Hot and Dense Gauge Theories with External Fields
Doctoral thesis, 1996
In the introductory part of this thesis, I briefly review quantum statistichal mechanics; quantum field theory with external fields; the real and imaginary time formalisms in thermal field theory; and the hard thermal loop resummation.
In the second part, consisting of here reprinted research articles, we apply this to quantum electrodynamics and quantum chromodynamics with a background (chromo-) magnetic field in the presence of a heat and charge reservoir.
The effective Lagrangian for a background static uniform (chromo-) magnetic field in scalar and spinor QED as well as QCD at finite temperature and density, is calculated. The spinor QED result contains a term that had been missed in the earlier attempts to calculate the effective Lagrangian. At low temperatures this term is shown to be responsible for the relativistic de Haas--van Alphen oscillations, not earlier known. The vacuum magnetization is shown to dominate the ordinary matter magnetization in the limit of high fields. We resolve the ostensible discrepancy between the renormalized paramagnetic vacuum of QED found here, and the paramagnetic behavior of the vacuum of bare regularized QCD, used to explain asymptotic freedom in a pedagogigal manner. In hot QCD, the effective charge here obtained is found to be decreasing with the temperature. This indicates the formation of a quark--gluon plasma at high temperatures, in for example heavy-ion collisions. The electron self-energy in a magnetic field at finite temperature and density, is calculated. In the high temperature limit, particle as well as hole solutions to the self-consistent dispersion relation are found, with interesting chiral properties.
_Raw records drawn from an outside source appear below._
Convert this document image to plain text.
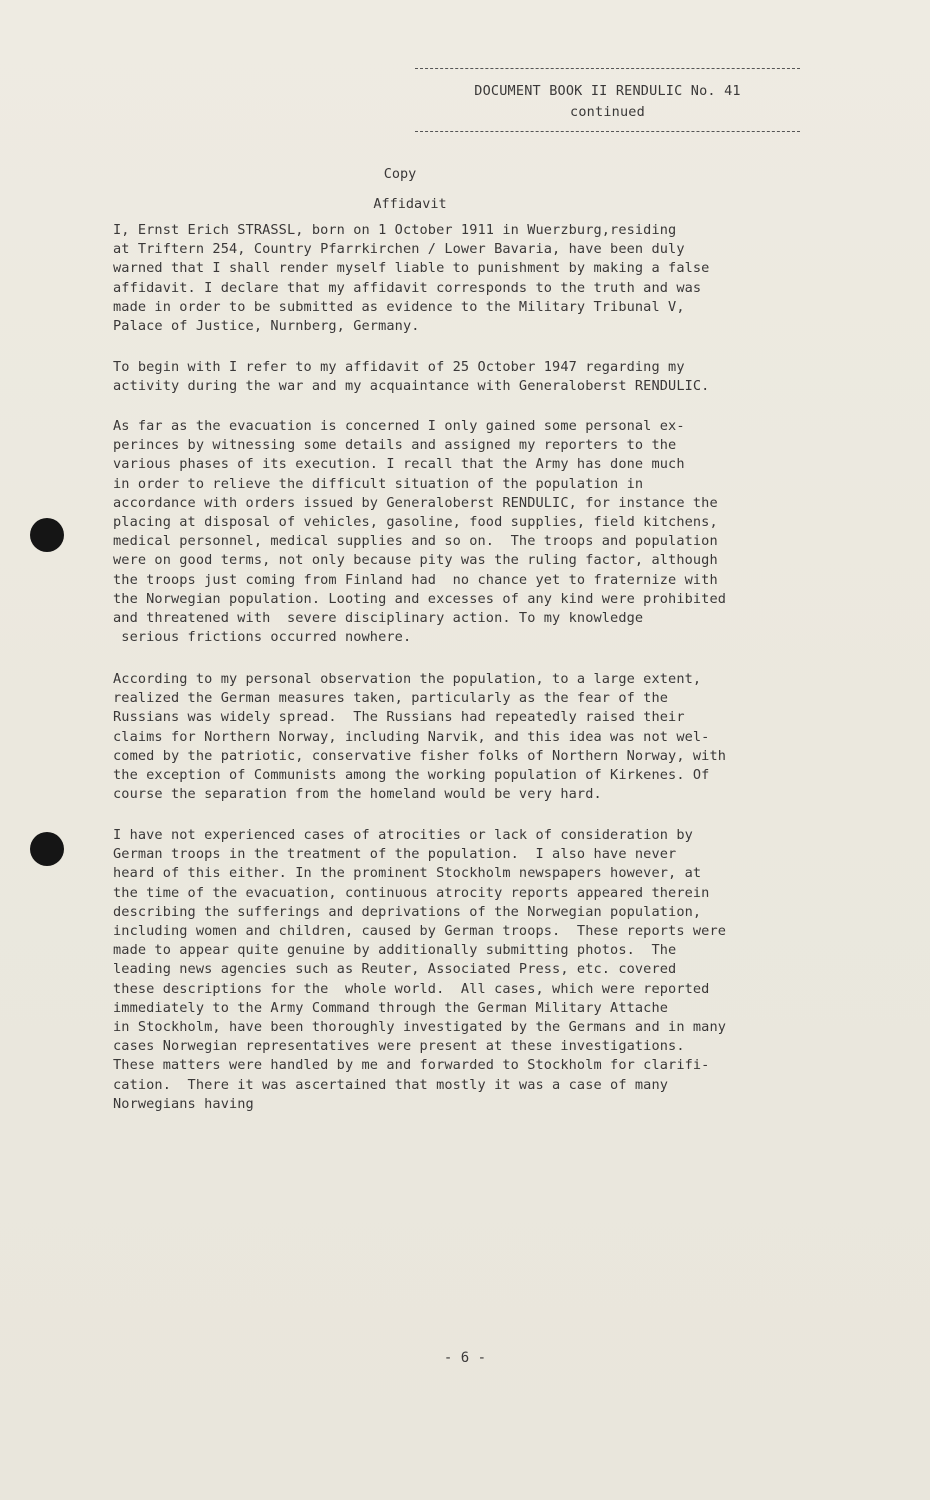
DOCUMENT BOOK II RENDULIC No. 41
continued
Copy
Affidavit
I, Ernst Erich STRASSL, born on 1 October 1911 in Wuerzburg,residing
at Triftern 254, Country Pfarrkirchen / Lower Bavaria, have been duly
warned that I shall render myself liable to punishment by making a false
affidavit. I declare that my affidavit corresponds to the truth and was
made in order to be submitted as evidence to the Military Tribunal V,
Palace of Justice, Nurnberg, Germany.
To begin with I refer to my affidavit of 25 October 1947 regarding my
activity during the war and my acquaintance with Generaloberst RENDULIC.
As far as the evacuation is concerned I only gained some personal ex-
perinces by witnessing some details and assigned my reporters to the
various phases of its execution. I recall that the Army has done much
in order to relieve the difficult situation of the population in
accordance with orders issued by Generaloberst RENDULIC, for instance the
placing at disposal of vehicles, gasoline, food supplies, field kitchens,
medical personnel, medical supplies and so on.  The troops and population
were on good terms, not only because pity was the ruling factor, although
the troops just coming from Finland had  no chance yet to fraternize with
the Norwegian population. Looting and excesses of any kind were prohibited
and threatened with  severe disciplinary action. To my knowledge
serious frictions occurred nowhere.
According to my personal observation the population, to a large extent,
realized the German measures taken, particularly as the fear of the
Russians was widely spread.  The Russians had repeatedly raised their
claims for Northern Norway, including Narvik, and this idea was not wel-
comed by the patriotic, conservative fisher folks of Northern Norway, with
the exception of Communists among the working population of Kirkenes. Of
course the separation from the homeland would be very hard.
I have not experienced cases of atrocities or lack of consideration by
German troops in the treatment of the population.  I also have never
heard of this either. In the prominent Stockholm newspapers however, at
the time of the evacuation, continuous atrocity reports appeared therein
describing the sufferings and deprivations of the Norwegian population,
including women and children, caused by German troops.  These reports were
made to appear quite genuine by additionally submitting photos.  The
leading news agencies such as Reuter, Associated Press, etc. covered
these descriptions for the  whole world.  All cases, which were reported
immediately to the Army Command through the German Military Attache
in Stockholm, have been thoroughly investigated by the Germans and in many
cases Norwegian representatives were present at these investigations.
These matters were handled by me and forwarded to Stockholm for clarifi-
cation.  There it was ascertained that mostly it was a case of many
Norwegians having
- 6 -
The matter contribution to the electron anomalous magnetic moment is obtained from the self-energy. The result differs from the earlier known, obtained through the vertex correction, using ordinary perturbation theory and plane wave external states. Since the true external states are Landau levels, it is our result that has to be correct. The anomalous magnetic moment will become very large at high densities. This could affect the properties of for example neutron stars. Furthermore, also the electron self-energy is shown to exhibit de Haas--van Alphen oscillations. It is shown that using the general form of the spatial part of the electron wave-functions in a magnetic field it is possible to calculate a general self energy matrix, and find a self-consistent dispersion relation also this dispersion relation is solved, but only resulting in a mass-shift. The condensation of a magnetized relativistic Bose gas is considered. This had earlier been treated, but using the external field, instead of the true mean field, as the acting field in the gas, which led to erroneous conclusions about the Meissner--Ochsenfeldt effect. Furthermore, we find the relativistic generalization of the magnetization law governing the true Meissner--Ochsenfeldt effect.